With Glock, a 40 such as the 23 will except the Glock 32 barrel (357sig) and I'm sure other models will do the same. Only the barrel needs to be changed. I don't know about 9mm though. Never check that.


----------



## desertman (Aug 29, 2013)

Newbie62:


> With Glock, a 40 such as the 23 will except the Glock 32 barrel (357sig) and I'm sure other models will do the same. Only the barrel needs to be changed. I don't know about 9mm though. Never check that."


I don't believe that with the "nines" you can convert to .40 or .357 SIG without using a completely new slide assembly. As the hole in the slide for the barrel is smaller in diameter and will not accept the larger diameter .40 and .357 SIG barrels. Just the opposite is true for the guns initially designed for the .40/.357 SIG because *aftermarket* barrels for the .9mm are thicker and made to work with those slides. Therefore you are better off buying the .40 or .357 SIG from the beginning if you want to have multiple calibers from the same gun. You might however need to get .9mm magazines in addition to the barrel. I was surprised to find that other than the round count, the .9mm magazines for my CZ P-01 and CZ 75 B Compact also work for my CZ 40 P .40, but the .40 magazines will not work with the "nines", apparently the feed lips are slightly wider on the .40 mags and the .9mm cartridges pop out, but the slightly narrower feed lips of the .40 mags have no effect on the "nines". I don't know whether this is true for the Glock's or Sig's?


----------



## Glock Doctor (Mar 14, 2011)

I don't know what Glock Tech Support is telling people, now; but, 'back in the day' the factory used to recommend that in addition to swapping barrels you should, also, change the: SLB, and EDP spring, the extractor; (Something I would agree with; and, especially now that the much sloppier-fitting MIM extractors are being used.) and, if not the entire magazine, at least the magazine follower. 
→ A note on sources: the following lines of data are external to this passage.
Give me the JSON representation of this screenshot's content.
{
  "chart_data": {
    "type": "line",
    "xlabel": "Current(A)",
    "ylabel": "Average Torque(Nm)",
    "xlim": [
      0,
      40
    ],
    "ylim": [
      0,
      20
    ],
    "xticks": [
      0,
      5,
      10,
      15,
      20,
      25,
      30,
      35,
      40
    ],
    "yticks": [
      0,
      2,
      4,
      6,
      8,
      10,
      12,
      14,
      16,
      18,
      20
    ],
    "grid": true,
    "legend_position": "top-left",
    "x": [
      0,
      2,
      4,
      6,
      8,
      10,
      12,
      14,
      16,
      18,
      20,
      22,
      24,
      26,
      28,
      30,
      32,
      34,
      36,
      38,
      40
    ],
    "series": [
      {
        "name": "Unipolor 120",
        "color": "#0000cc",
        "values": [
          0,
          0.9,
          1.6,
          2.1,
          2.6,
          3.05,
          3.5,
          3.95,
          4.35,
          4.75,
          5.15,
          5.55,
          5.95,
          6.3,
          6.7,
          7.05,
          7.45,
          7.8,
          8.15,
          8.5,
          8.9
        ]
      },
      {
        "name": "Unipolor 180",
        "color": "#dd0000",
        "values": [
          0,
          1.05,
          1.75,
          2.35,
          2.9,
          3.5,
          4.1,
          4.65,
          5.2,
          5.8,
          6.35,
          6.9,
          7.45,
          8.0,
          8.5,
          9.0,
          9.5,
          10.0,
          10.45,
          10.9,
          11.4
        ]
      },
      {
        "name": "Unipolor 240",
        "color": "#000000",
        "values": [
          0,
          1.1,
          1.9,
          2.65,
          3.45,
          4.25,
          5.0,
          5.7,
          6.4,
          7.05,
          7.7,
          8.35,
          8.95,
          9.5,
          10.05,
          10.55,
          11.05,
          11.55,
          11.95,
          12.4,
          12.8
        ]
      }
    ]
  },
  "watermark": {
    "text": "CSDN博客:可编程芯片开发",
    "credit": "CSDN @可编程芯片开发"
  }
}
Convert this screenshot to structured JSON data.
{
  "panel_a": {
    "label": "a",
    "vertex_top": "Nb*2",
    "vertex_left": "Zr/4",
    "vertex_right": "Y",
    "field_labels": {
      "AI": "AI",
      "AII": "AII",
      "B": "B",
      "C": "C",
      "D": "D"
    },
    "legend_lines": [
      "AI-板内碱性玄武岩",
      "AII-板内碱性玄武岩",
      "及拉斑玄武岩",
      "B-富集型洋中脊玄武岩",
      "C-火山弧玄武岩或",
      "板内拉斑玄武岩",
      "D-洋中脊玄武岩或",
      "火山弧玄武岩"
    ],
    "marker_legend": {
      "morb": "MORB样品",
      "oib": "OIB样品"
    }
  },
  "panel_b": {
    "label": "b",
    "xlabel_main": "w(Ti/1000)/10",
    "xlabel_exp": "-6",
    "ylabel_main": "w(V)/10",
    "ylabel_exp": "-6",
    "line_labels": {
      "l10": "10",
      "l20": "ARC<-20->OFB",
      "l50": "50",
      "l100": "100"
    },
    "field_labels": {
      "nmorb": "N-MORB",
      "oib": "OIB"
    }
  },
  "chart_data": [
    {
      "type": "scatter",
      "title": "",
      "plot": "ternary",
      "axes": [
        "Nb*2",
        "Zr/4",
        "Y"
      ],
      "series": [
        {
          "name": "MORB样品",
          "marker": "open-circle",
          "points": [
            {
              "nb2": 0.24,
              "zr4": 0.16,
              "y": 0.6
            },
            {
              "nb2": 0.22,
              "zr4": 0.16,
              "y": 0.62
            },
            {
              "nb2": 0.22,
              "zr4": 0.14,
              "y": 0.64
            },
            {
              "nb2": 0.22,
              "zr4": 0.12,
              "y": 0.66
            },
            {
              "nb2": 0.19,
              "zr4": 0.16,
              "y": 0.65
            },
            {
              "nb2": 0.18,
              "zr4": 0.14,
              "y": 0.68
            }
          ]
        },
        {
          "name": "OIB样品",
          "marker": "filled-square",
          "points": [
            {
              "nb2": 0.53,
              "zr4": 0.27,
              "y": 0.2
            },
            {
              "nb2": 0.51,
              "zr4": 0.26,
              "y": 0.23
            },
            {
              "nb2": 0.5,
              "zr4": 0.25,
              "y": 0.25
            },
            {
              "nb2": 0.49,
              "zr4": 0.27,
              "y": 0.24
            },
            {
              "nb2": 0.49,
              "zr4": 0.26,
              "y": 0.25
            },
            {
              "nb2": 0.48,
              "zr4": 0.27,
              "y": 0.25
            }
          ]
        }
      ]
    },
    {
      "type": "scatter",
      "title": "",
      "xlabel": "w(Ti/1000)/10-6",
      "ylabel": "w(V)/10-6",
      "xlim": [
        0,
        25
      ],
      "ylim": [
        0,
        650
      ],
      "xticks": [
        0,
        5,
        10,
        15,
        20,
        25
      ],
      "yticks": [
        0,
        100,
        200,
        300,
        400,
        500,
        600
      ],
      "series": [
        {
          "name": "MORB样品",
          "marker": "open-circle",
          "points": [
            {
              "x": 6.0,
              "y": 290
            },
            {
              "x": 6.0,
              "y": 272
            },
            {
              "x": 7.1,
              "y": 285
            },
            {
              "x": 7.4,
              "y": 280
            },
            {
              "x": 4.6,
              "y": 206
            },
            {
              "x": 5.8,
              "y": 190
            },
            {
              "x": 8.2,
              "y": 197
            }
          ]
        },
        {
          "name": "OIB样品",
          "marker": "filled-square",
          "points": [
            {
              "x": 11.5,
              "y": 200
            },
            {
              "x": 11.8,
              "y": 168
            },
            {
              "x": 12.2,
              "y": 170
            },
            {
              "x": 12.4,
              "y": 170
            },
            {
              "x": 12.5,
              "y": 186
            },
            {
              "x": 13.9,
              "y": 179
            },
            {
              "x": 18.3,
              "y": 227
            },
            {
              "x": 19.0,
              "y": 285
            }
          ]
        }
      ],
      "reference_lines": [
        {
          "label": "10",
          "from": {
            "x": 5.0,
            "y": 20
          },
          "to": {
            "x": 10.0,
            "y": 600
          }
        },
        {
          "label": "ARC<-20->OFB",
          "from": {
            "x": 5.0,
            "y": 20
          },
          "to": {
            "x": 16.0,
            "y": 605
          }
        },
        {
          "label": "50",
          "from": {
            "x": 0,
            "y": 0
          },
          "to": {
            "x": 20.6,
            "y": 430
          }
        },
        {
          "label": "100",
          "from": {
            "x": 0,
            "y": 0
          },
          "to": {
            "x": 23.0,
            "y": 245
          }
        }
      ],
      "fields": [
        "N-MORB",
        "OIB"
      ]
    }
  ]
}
Personally, even a 1 or 2% failure rate is much too high for me; and I would never consider using a conversion barrel on an EDC pistol. Another thing: if you carefully examine the primer strike patterns between both barrels it will be apparent that the primer strikes while using a conversion barrel are not as well-centered as with the original barrel. Does this mean anything? I don't know! (I guess it's OK for range use, though.) 

To directly answer your question: You can swap factory barrels between a 40 caliber Glock, and a 357 SIG caliber Glock without using a conversion barrel. (Stay with the same frame size.) In order to downsize to 9 x 19mm you will need to use a conversion barrel. What you do with the other components is up to you.


----------